Kradł, włamywał się, niszczył. Trafił na 3 miesiące do aresztu
34-letni mieszkaniec gm. Kozłowo najbliższe trzy miesiące spędzi w Areszcie Śledczym. Trafił tam wczoraj po serii dokonanych włamań, kradzieży i zniszczeń. Mężczyźnie przedstawiono łącznie 5 zarzutów za które grozi mu do 10 lat pozbawienia wolności.

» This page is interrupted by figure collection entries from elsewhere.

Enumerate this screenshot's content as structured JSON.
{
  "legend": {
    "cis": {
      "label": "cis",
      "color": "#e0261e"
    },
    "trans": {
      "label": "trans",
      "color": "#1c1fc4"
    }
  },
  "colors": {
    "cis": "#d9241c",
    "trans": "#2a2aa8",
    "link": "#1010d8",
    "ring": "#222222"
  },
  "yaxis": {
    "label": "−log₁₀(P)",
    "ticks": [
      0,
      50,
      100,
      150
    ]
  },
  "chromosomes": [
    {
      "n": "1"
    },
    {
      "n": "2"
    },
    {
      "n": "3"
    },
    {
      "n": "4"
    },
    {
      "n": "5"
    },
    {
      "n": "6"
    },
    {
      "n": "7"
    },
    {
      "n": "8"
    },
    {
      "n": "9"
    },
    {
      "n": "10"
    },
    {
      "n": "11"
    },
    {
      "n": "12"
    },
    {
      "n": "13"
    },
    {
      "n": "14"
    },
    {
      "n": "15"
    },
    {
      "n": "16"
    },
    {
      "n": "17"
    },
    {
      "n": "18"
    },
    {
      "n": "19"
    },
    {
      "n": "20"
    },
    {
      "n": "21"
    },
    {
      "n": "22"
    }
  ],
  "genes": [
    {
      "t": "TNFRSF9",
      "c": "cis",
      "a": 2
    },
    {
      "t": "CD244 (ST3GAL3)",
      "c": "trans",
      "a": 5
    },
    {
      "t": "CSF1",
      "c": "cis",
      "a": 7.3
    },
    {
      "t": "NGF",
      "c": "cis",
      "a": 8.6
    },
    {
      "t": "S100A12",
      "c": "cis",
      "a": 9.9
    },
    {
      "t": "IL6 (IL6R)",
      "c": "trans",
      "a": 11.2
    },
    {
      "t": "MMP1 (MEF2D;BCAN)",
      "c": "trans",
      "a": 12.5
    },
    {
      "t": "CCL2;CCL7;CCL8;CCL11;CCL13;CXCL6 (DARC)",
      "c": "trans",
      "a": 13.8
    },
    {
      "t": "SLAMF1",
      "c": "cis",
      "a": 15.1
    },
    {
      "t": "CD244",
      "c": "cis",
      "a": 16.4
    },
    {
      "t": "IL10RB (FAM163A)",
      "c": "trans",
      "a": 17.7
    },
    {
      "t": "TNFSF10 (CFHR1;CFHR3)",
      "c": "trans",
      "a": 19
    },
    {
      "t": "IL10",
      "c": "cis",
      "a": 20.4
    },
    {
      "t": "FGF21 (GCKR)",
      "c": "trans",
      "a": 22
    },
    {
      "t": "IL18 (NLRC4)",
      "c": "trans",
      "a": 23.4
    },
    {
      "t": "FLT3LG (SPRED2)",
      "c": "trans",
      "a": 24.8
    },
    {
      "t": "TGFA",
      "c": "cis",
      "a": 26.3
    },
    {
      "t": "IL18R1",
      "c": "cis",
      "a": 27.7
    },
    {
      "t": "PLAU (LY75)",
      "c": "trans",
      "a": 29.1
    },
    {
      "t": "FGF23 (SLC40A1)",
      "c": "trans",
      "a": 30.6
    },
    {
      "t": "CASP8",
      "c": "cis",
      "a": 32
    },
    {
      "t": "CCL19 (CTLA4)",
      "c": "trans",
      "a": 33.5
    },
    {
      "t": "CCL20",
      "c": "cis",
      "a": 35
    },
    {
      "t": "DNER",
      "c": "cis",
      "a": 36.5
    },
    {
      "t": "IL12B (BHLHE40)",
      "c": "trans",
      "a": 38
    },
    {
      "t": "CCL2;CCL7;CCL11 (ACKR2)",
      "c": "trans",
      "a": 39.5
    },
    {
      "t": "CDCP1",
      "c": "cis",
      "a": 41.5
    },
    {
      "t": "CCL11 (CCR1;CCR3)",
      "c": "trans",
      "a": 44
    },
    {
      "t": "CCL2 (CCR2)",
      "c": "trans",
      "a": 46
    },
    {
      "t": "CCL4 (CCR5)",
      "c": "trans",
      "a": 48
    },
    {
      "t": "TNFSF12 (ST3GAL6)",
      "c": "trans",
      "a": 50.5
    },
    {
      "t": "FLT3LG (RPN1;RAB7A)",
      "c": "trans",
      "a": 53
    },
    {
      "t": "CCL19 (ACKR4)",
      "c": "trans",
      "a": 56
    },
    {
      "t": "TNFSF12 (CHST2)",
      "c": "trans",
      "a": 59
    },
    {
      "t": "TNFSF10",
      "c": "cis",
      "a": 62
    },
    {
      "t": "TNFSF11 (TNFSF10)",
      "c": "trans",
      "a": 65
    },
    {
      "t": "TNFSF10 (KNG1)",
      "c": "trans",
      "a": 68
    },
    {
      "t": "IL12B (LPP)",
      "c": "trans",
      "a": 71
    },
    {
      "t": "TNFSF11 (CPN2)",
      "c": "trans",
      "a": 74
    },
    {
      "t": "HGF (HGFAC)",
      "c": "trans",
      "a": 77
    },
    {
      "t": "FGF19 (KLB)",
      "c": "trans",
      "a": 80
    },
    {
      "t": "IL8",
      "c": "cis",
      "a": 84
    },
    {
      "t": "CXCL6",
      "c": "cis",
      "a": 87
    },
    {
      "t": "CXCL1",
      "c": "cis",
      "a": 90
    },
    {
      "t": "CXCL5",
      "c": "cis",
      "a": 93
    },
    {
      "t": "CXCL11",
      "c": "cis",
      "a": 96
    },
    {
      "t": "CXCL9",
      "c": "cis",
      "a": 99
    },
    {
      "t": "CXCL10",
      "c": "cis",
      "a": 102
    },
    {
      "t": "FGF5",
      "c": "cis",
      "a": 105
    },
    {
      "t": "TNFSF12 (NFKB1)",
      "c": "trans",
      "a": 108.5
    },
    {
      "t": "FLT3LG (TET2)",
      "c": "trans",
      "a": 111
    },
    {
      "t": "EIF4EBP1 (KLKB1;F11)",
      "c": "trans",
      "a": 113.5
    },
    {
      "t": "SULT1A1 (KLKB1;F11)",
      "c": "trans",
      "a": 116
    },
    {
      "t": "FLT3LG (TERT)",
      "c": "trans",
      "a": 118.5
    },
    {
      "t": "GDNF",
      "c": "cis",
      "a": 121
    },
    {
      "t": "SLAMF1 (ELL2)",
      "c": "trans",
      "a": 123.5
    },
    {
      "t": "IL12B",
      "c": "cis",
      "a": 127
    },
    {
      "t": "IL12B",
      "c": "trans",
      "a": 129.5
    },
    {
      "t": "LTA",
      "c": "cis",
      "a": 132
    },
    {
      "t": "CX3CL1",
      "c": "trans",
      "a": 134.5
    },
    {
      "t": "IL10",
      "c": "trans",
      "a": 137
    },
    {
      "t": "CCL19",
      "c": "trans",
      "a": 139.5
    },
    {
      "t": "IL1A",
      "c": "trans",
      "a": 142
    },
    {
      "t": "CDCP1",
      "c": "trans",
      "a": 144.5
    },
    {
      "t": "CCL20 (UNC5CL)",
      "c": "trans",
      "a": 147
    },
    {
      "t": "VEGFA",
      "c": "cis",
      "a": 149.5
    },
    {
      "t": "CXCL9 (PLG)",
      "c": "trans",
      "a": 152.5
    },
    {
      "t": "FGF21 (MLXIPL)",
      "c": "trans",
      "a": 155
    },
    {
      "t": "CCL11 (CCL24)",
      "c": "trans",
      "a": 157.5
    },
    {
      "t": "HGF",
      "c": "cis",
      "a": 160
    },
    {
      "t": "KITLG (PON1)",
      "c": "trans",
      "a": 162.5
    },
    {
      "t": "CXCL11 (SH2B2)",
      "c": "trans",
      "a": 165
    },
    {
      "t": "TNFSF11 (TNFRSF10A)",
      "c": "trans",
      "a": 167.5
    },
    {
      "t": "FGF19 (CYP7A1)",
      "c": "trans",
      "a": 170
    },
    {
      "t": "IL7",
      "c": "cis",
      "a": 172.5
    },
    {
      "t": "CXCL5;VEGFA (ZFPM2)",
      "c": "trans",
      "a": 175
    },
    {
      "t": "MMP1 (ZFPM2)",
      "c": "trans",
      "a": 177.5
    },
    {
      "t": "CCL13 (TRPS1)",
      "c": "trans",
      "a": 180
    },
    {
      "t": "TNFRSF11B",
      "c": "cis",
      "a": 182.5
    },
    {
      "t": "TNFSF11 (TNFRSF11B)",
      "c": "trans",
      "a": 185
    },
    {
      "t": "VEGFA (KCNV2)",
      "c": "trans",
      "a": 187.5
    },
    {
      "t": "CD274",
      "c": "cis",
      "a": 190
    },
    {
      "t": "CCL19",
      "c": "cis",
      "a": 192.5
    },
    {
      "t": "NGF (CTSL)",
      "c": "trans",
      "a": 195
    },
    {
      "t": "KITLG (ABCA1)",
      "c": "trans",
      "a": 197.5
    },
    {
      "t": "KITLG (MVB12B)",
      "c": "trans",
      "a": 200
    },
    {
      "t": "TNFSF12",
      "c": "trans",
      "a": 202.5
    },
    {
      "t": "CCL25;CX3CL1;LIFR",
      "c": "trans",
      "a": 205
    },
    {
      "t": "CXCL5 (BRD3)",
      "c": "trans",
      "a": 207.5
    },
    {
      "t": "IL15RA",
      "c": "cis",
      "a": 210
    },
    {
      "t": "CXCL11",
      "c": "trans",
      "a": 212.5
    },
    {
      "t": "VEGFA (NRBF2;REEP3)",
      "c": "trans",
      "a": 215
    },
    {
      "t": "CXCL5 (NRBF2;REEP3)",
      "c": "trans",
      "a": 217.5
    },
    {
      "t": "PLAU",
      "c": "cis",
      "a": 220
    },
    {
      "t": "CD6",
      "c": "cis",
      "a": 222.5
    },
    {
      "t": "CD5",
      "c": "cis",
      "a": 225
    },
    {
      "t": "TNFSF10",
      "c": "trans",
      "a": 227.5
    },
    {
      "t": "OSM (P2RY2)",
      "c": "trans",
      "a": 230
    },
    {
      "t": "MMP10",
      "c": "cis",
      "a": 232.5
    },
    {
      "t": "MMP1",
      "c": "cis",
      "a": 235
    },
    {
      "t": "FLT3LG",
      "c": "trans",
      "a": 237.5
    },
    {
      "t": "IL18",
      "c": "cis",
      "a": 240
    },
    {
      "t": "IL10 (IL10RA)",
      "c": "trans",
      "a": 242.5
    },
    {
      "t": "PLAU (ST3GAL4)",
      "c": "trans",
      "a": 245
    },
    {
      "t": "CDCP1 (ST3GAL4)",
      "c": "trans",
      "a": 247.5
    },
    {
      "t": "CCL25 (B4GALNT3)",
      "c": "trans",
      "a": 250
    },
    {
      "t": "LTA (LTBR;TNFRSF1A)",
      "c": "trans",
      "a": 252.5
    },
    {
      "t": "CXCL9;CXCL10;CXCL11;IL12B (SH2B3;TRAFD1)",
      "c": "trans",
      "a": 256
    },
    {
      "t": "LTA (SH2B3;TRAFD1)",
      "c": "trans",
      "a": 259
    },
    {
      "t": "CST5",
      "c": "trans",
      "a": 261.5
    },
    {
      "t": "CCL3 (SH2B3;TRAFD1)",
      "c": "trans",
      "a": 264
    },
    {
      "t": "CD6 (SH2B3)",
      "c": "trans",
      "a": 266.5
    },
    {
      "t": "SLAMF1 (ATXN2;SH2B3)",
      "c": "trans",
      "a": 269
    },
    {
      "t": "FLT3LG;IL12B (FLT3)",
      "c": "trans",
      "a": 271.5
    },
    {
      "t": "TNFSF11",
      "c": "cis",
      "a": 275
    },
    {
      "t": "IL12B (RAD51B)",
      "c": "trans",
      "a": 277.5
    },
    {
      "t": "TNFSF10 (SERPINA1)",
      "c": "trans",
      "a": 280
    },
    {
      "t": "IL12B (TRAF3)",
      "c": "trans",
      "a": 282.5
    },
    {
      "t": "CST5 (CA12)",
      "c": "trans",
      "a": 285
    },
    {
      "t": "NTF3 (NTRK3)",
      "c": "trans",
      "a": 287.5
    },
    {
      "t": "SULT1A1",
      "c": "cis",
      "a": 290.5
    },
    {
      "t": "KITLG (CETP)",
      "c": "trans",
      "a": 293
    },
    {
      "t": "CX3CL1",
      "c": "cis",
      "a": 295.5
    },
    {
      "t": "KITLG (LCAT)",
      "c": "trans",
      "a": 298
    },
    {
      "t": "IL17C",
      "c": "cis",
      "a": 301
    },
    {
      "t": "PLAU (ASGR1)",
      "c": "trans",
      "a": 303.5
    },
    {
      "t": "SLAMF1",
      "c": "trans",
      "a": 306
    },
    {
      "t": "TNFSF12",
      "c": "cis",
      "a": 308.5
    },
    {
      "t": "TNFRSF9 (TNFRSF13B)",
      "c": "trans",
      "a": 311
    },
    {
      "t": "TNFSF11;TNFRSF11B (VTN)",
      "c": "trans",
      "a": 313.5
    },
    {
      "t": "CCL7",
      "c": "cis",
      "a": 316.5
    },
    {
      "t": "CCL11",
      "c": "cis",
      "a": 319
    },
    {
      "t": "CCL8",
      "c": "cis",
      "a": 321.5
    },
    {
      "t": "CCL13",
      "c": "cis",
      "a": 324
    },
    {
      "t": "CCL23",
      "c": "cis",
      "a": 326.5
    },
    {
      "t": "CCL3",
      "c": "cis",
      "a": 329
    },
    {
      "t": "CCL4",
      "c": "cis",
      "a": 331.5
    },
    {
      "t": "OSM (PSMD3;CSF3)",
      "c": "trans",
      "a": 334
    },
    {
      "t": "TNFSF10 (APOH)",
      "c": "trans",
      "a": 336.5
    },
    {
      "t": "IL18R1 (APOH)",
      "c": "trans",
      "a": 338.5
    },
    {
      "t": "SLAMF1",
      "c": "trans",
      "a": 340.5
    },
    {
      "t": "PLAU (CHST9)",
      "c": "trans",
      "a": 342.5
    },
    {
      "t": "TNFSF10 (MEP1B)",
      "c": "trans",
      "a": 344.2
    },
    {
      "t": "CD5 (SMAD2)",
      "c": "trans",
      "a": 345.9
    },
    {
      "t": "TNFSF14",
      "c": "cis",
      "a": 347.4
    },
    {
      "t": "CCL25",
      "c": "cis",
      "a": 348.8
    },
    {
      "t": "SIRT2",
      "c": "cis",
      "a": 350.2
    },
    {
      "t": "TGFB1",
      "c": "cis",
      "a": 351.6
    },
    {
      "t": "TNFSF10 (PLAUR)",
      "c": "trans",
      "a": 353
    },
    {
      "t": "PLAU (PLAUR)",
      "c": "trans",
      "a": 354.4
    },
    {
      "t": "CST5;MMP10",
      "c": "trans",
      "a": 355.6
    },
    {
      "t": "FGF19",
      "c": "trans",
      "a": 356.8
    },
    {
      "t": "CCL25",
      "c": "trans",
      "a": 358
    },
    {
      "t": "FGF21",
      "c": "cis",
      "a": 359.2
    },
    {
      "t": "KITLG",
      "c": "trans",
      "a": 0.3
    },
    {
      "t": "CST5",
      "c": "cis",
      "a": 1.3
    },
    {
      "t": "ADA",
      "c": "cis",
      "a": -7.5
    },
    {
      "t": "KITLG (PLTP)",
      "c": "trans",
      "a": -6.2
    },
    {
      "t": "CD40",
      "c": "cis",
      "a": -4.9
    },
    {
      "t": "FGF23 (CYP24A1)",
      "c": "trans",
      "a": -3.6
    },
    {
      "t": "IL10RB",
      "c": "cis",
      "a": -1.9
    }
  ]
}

Do pierwszego włamania do domku letniskowego położonego na terenie gminy Kozłowo doszło w styczniu 2015 roku. Michał K. ukradł wtedy różnego rodzaju narzędzia, pompę elektryczną, słupki ogrodzeniowe na łączną kwotę prawie 4.500 zł. Czerwiec zapoczątkował włamaniem do baru leśnego również na tym samym terenie. Sprawcę spłoszył alarm, więc tylko zdążył zabrać ze sobą 90 batonów i kilka piw. Po kilku dniach postanowił przejechać się ciągnikiem rolniczym. W nocy wszedł na teren gospodarstwa rolnego, wsiadł do pojazdu i odjechał. Gdy znudziło mu się, pojazd porzucił w lesie. Niespełna po 5 dniach postanowił zniszczyć altanę ogrodową położoną również na terenie gm. Kozłowo. Przyszedł w nocy i podłożył ogień. Altanka spłonęła doszczętnie razem z ze znajdującymi się w niej narzędziami i rowerem. Na drugi dzień po kłótni z kolegami wybił 18 szyb w budynku mieszkalnym na tym samym terenie. Mężczyzna usłyszał 2 zarzuty kradzieży z włamaniem, dwa zarzuty zniszczenia oraz jednej kradzieży. Sąd przychylił się do wniosku prokuratury i Policji i zastosował wobec niego 3 miesięczny areszt. Mężczyźnie za popełnione przestępstwa grozi do 10 lat pozbawienia wolności.